Lei intende la Chiesa?
«Possiamo dire la Chiesa, sì. Ma il problema è che era dipendente da sé stessa, dai suoi degradi interni e dalla volontà di influenzare le politiche estere. Fortunatamente questo si è molto ridotto».
Molto bene. Siamo quasi in chiusura, ma abbiamo tempo per un’ultima domanda, che ci arriva da Bologna e non può che essere, ovviamente, sulla politica. E dice “Cosa ne pensa il Sommo Poeta dell’attuale modo di fare politica?”
«Beh, su questo punto devo confessarti di essere un po’ amareggiato. Credo non via sia più quella passione e convinzione verso la politica che vi erano fino a pochi decenni fa. Ora è tutto un gioco, una gara a chi accaparra più voti, un ping-pong infinito a darsi la colpa a vicenda, per poi scoprire che in realtà fuori dal Parlamento sono tutti amici affiatati ed è tutto programmato. Una recita, insomma. Poi non stupiamoci se sempre più gente non va a votare e si disinteressa, soprattutto i giovani».

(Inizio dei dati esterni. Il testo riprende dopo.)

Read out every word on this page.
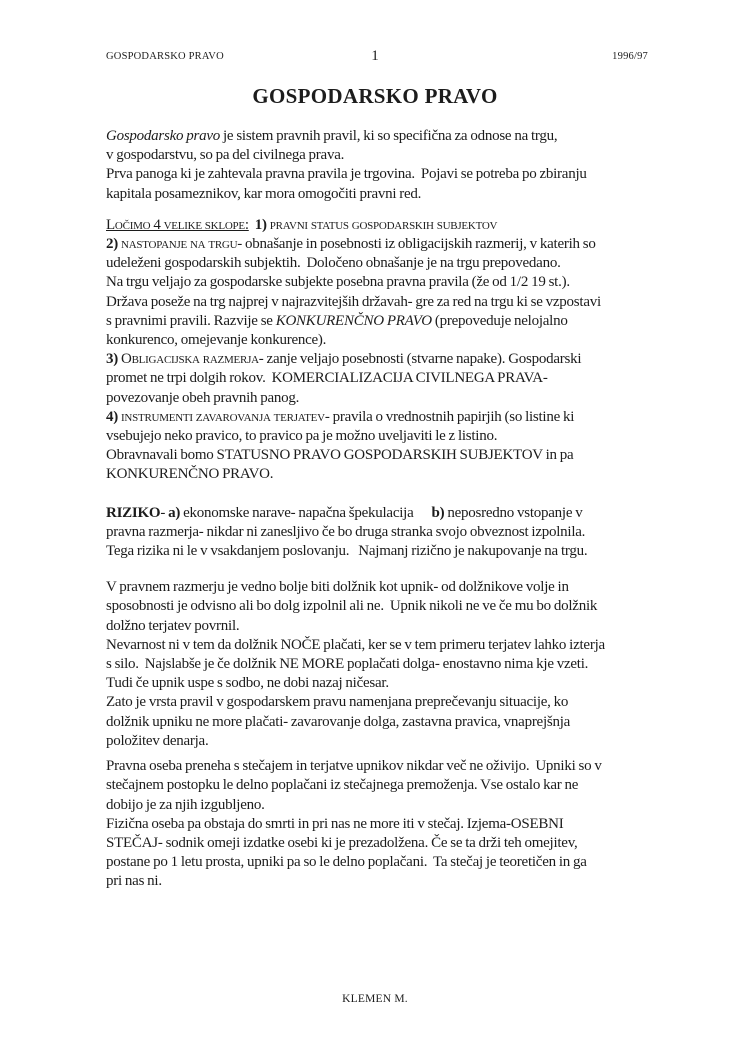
GOSPODARSKO PRAVO	1	1996/97
GOSPODARSKO PRAVO
Gospodarsko pravo je sistem pravnih pravil, ki so specifična za odnose na trgu,
v gospodarstvu, so pa del civilnega prava.
Prva panoga ki je zahtevala pravna pravila je trgovina.  Pojavi se potreba po zbiranju
kapitala posameznikov, kar mora omogočiti pravni red.
Ločimo 4 velike sklope: 1) pravni status gospodarskih subjektov
2) nastopanje na trgu- obnašanje in posebnosti iz obligacijskih razmerij, v katerih so
udeleženi gospodarskih subjektih.  Določeno obnašanje je na trgu prepovedano.
Na trgu veljajo za gospodarske subjekte posebna pravna pravila (že od 1/2 19 st.).
Država poseže na trg najprej v najrazvitejših državah- gre za red na trgu ki se vzpostavi
s pravnimi pravili. Razvije se KONKURENČNO PRAVO (prepoveduje nelojalno
konkurenco, omejevanje konkurence).
3) Obligacijska razmerja- zanje veljajo posebnosti (stvarne napake). Gospodarski
promet ne trpi dolgih rokov.  KOMERCIALIZACIJA CIVILNEGA PRAVA-
povezovanje obeh pravnih panog.
4) instrumenti zavarovanja terjatev- pravila o vrednostnih papirjih (so listine ki
vsebujejo neko pravico, to pravico pa je možno uveljaviti le z listino.
Obravnavali bomo STATUSNO PRAVO GOSPODARSKIH SUBJEKTOV in pa
KONKURENČNO PRAVO.
RIZIKO- a) ekonomske narave- napačna špekulacija      b) neposredno vstopanje v
pravna razmerja- nikdar ni zanesljivo če bo druga stranka svojo obveznost izpolnila.
Tega rizika ni le v vsakdanjem poslovanju.   Najmanj rizično je nakupovanje na trgu.
V pravnem razmerju je vedno bolje biti dolžnik kot upnik- od dolžnikove volje in
sposobnosti je odvisno ali bo dolg izpolnil ali ne.  Upnik nikoli ne ve če mu bo dolžnik
dolžno terjatev povrnil.
Nevarnost ni v tem da dolžnik NOČE plačati, ker se v tem primeru terjatev lahko izterja
s silo.  Najslabše je če dolžnik NE MORE poplačati dolga- enostavno nima kje vzeti.
Tudi če upnik uspe s sodbo, ne dobi nazaj ničesar.
Zato je vrsta pravil v gospodarskem pravu namenjana preprečevanju situacije, ko
dolžnik upniku ne more plačati- zavarovanje dolga, zastavna pravica, vnaprejšnja
položitev denarja.
Pravna oseba preneha s stečajem in terjatve upnikov nikdar več ne oživijo.  Upniki so v
stečajnem postopku le delno poplačani iz stečajnega premoženja. Vse ostalo kar ne
dobijo je za njih izgubljeno.
Fizična oseba pa obstaja do smrti in pri nas ne more iti v stečaj. Izjema-OSEBNI
STEČAJ- sodnik omeji izdatke osebi ki je prezadolžena. Če se ta drži teh omejitev,
postane po 1 letu prosta, upniki pa so le delno poplačani.  Ta stečaj je teoretičen in ga
pri nas ni.
KLEMEN M.
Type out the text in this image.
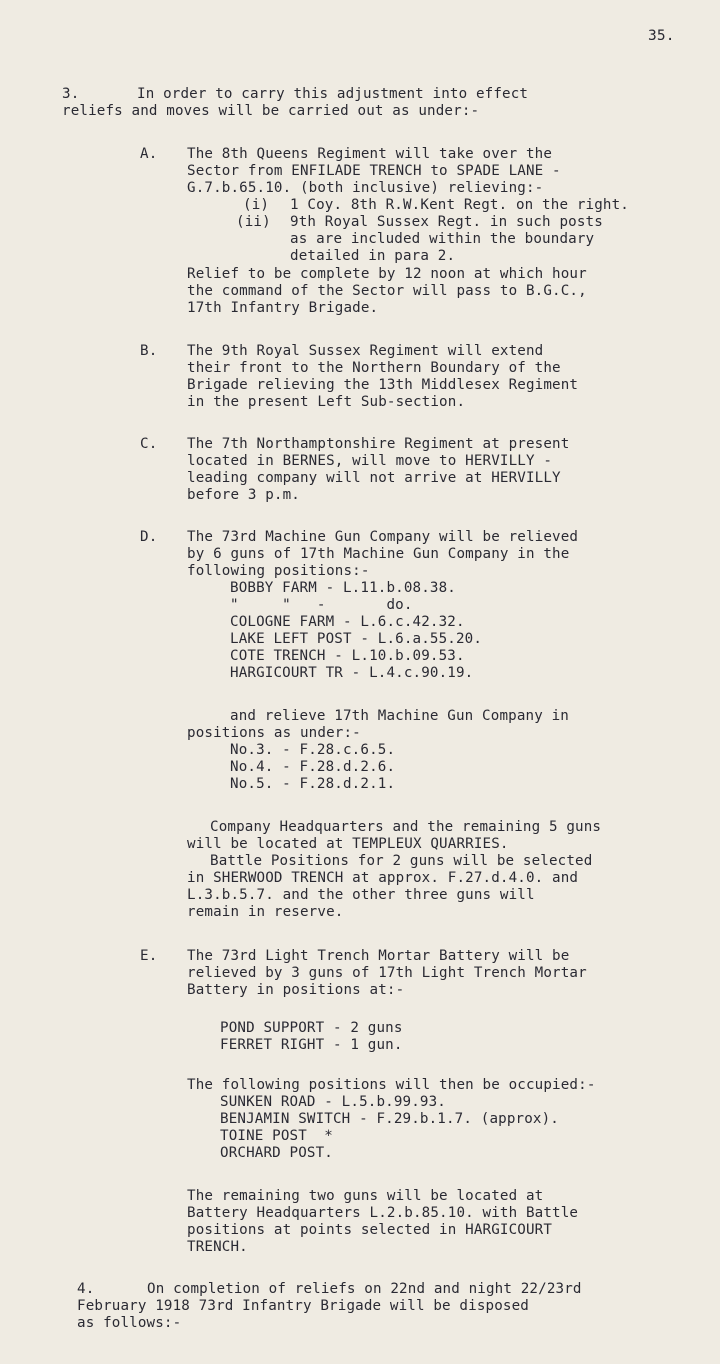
35.
3.	In order to carry this adjustment into effect
reliefs and moves will be carried out as under:-
A. The 8th Queens Regiment will take over the
Sector from ENFILADE TRENCH to SPADE LANE -
G.7.b.65.10. (both inclusive) relieving:-
(i) 1 Coy. 8th R.W.Kent Regt. on the right.
(ii) 9th Royal Sussex Regt. in such posts
as are included within the boundary
detailed in para 2.
Relief to be complete by 12 noon at which hour
the command of the Sector will pass to B.G.C.,
17th Infantry Brigade.
B. The 9th Royal Sussex Regiment will extend
their front to the Northern Boundary of the
Brigade relieving the 13th Middlesex Regiment
in the present Left Sub-section.
C. The 7th Northamptonshire Regiment at present
located in BERNES, will move to HERVILLY -
leading company will not arrive at HERVILLY
before 3 p.m.
D. The 73rd Machine Gun Company will be relieved
by 6 guns of 17th Machine Gun Company in the
following positions:-
BOBBY FARM - L.11.b.08.38.
"     "   -       do.
COLOGNE FARM - L.6.c.42.32.
LAKE LEFT POST - L.6.a.55.20.
COTE TRENCH - L.10.b.09.53.
HARGICOURT TR - L.4.c.90.19.
and relieve 17th Machine Gun Company in
positions as under:-
No.3. - F.28.c.6.5.
No.4. - F.28.d.2.6.
No.5. - F.28.d.2.1.
Company Headquarters and the remaining 5 guns
will be located at TEMPLEUX QUARRIES.
Battle Positions for 2 guns will be selected
in SHERWOOD TRENCH at approx. F.27.d.4.0. and
L.3.b.5.7. and the other three guns will
remain in reserve.
E. The 73rd Light Trench Mortar Battery will be
relieved by 3 guns of 17th Light Trench Mortar
Battery in positions at:-
POND SUPPORT - 2 guns
FERRET RIGHT - 1 gun.
The following positions will then be occupied:-
SUNKEN ROAD - L.5.b.99.93.
BENJAMIN SWITCH - F.29.b.1.7. (approx).
TOINE POST  *
ORCHARD POST.
The remaining two guns will be located at
Battery Headquarters L.2.b.85.10. with Battle
positions at points selected in HARGICOURT
TRENCH.
4.	On completion of reliefs on 22nd and night 22/23rd
February 1918 73rd Infantry Brigade will be disposed
as follows:-
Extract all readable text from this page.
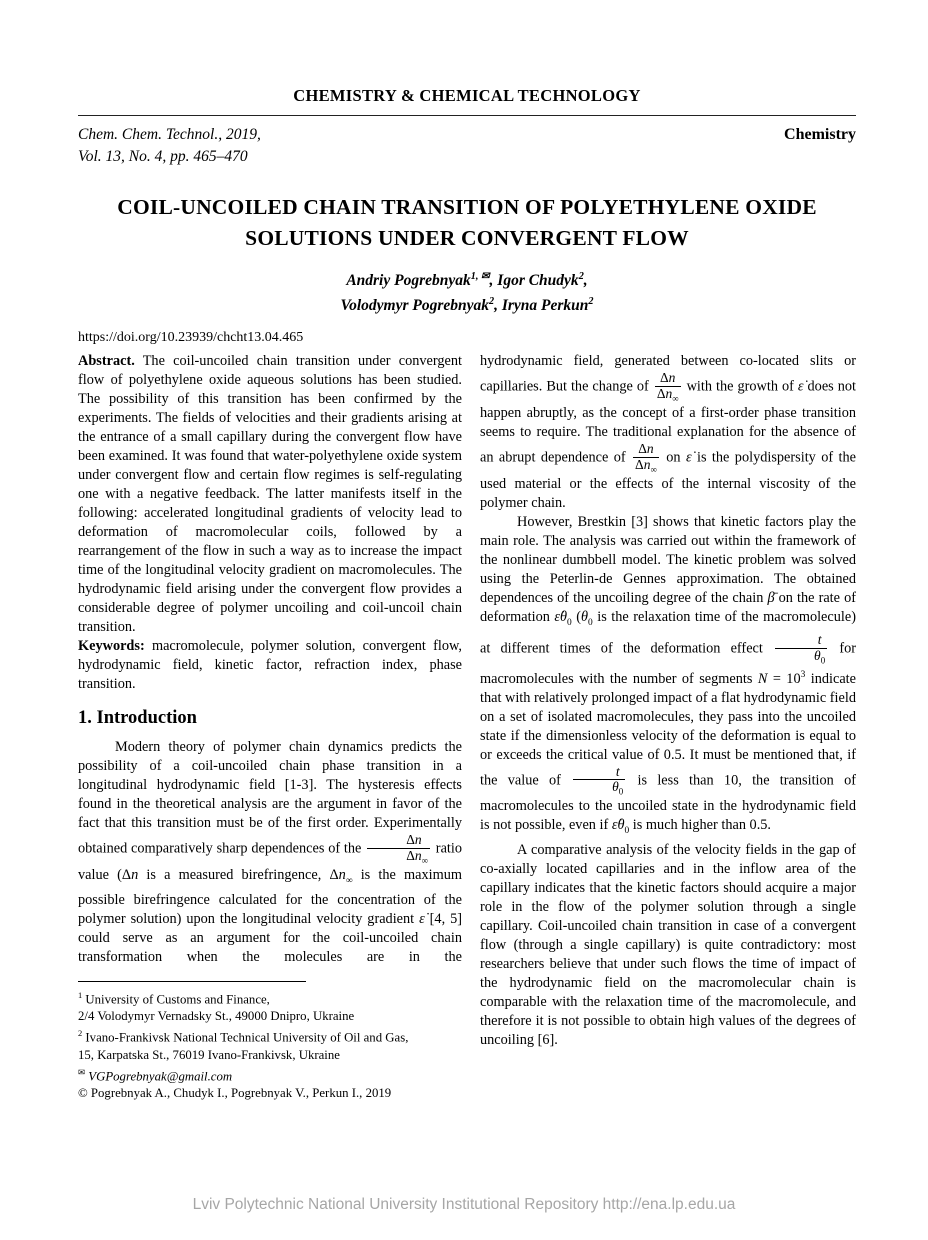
CHEMISTRY & CHEMICAL TECHNOLOGY
Chem. Chem. Technol., 2019,
Vol. 13, No. 4, pp. 465–470
Chemistry
COIL-UNCOILED CHAIN TRANSITION OF POLYETHYLENE OXIDE
SOLUTIONS UNDER CONVERGENT FLOW
Andriy Pogrebnyak$^{1,}$ ✉, Igor Chudyk$^2$,
Volodymyr Pogrebnyak$^2$, Iryna Perkun$^2$
https://doi.org/10.23939/chcht13.04.465

Abstract. The coil-uncoiled chain transition under convergent flow of polyethylene oxide aqueous solutions has been studied. The possibility of this transition has been confirmed by the experiments. The fields of velocities and their gradients arising at the entrance of a small capillary during the convergent flow have been examined. It was found that water-polyethylene oxide system under convergent flow and certain flow regimes is self-regulating one with a negative feedback. The latter manifests itself in the following: accelerated longitudinal gradients of velocity lead to deformation of macromolecular coils, followed by a rearrangement of the flow in such a way as to increase the impact time of the longitudinal velocity gradient on macromolecules. The hydrodynamic field arising under the convergent flow provides a considerable degree of polymer uncoiling and coil-uncoil chain transition.

Keywords: macromolecule, polymer solution, convergent flow, hydrodynamic field, kinetic factor, refraction index, phase transition.

1. Introduction

Modern theory of polymer chain dynamics predicts the possibility of a coil-uncoiled chain phase transition in a longitudinal hydrodynamic field [1-3]. The hysteresis effects found in the theoretical analysis are the argument in favor of the fact that this transition must be of the first order. Experimentally obtained comparatively sharp dependences of the $\frac{\Delta n}{\Delta n_\infty}$ ratio value (Δn is a measured birefringence, $\Delta n_\infty$ is the maximum possible birefringence calculated for the concentration of the polymer solution) upon the longitudinal velocity gradient ε̇ [4, 5] could serve as an argument for the coil-uncoiled chain transformation when the molecules are in the

$^1$ University of Customs and Finance,

2/4 Volodymyr Vernadsky St., 49000 Dnipro, Ukraine

$^2$ Ivano-Frankivsk National Technical University of Oil and Gas,

15, Karpatska St., 76019 Ivano-Frankivsk, Ukraine

✉ VGPogrebnyak@gmail.com

© Pogrebnyak A., Chudyk I., Pogrebnyak V., Perkun I., 2019

hydrodynamic field, generated between co-located slits or capillaries. But the change of $\frac{\Delta n}{\Delta n_\infty}$ with the growth of ε̇ does not happen abruptly, as the concept of a first-order phase transition seems to require. The traditional explanation for the absence of an abrupt dependence of $\frac{\Delta n}{\Delta n_\infty}$ on ε̇ is the polydispersity of the used material or the effects of the internal viscosity of the polymer chain.

However, Brestkin [3] shows that kinetic factors play the main role. The analysis was carried out within the framework of the nonlinear dumbbell model. The kinetic problem was solved using the Peterlin-de Gennes approximation. The obtained dependences of the uncoiling degree of the chain β̄ on the rate of deformation $\varepsiloṅ\theta_0$ ($\theta_0$ is the relaxation time of the macromolecule) at different times of the deformation effect $\frac{t}{\theta_0}$ for macromolecules with the number of segments $N = 10^3$ indicate that with relatively prolonged impact of a flat hydrodynamic field on a set of isolated macromolecules, they pass into the uncoiled state if the dimensionless velocity of the deformation is equal to or exceeds the critical value of 0.5. It must be mentioned that, if the value of $\frac{t}{\theta_0}$ is less than 10, the transition of macromolecules to the uncoiled state in the hydrodynamic field is not possible, even if $\varepsiloṅ\theta_0$ is much higher than 0.5.

A comparative analysis of the velocity fields in the gap of co-axially located capillaries and in the inflow area of the capillary indicates that the kinetic factors should acquire a major role in the flow of the polymer solution through a single capillary. Coil-uncoiled chain transition in case of a convergent flow (through a single capillary) is quite contradictory: most researchers believe that under such flows the time of impact of the hydrodynamic field on the macromolecular chain is comparable with the relaxation time of the macromolecule, and therefore it is not possible to obtain high values of the degrees of uncoiling [6].

Lviv Polytechnic National University Institutional Repository http://ena.lp.edu.ua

Soprattutto i giovani, esattamente. Ora, purtroppo, dalla regia dicono che il tempo è scaduto e dobbiamo passare la linea. Cari amici di Radio Romagna, grazie di cuore per averci seguito. Messer Dante, è stato un enorme piacere ascoltarla, la ringraziamo infinitamente di essere stato con noi e speriamo vivamente di riaverla qui molto presto.
«Il piacere è tutto mio, grazie a voi».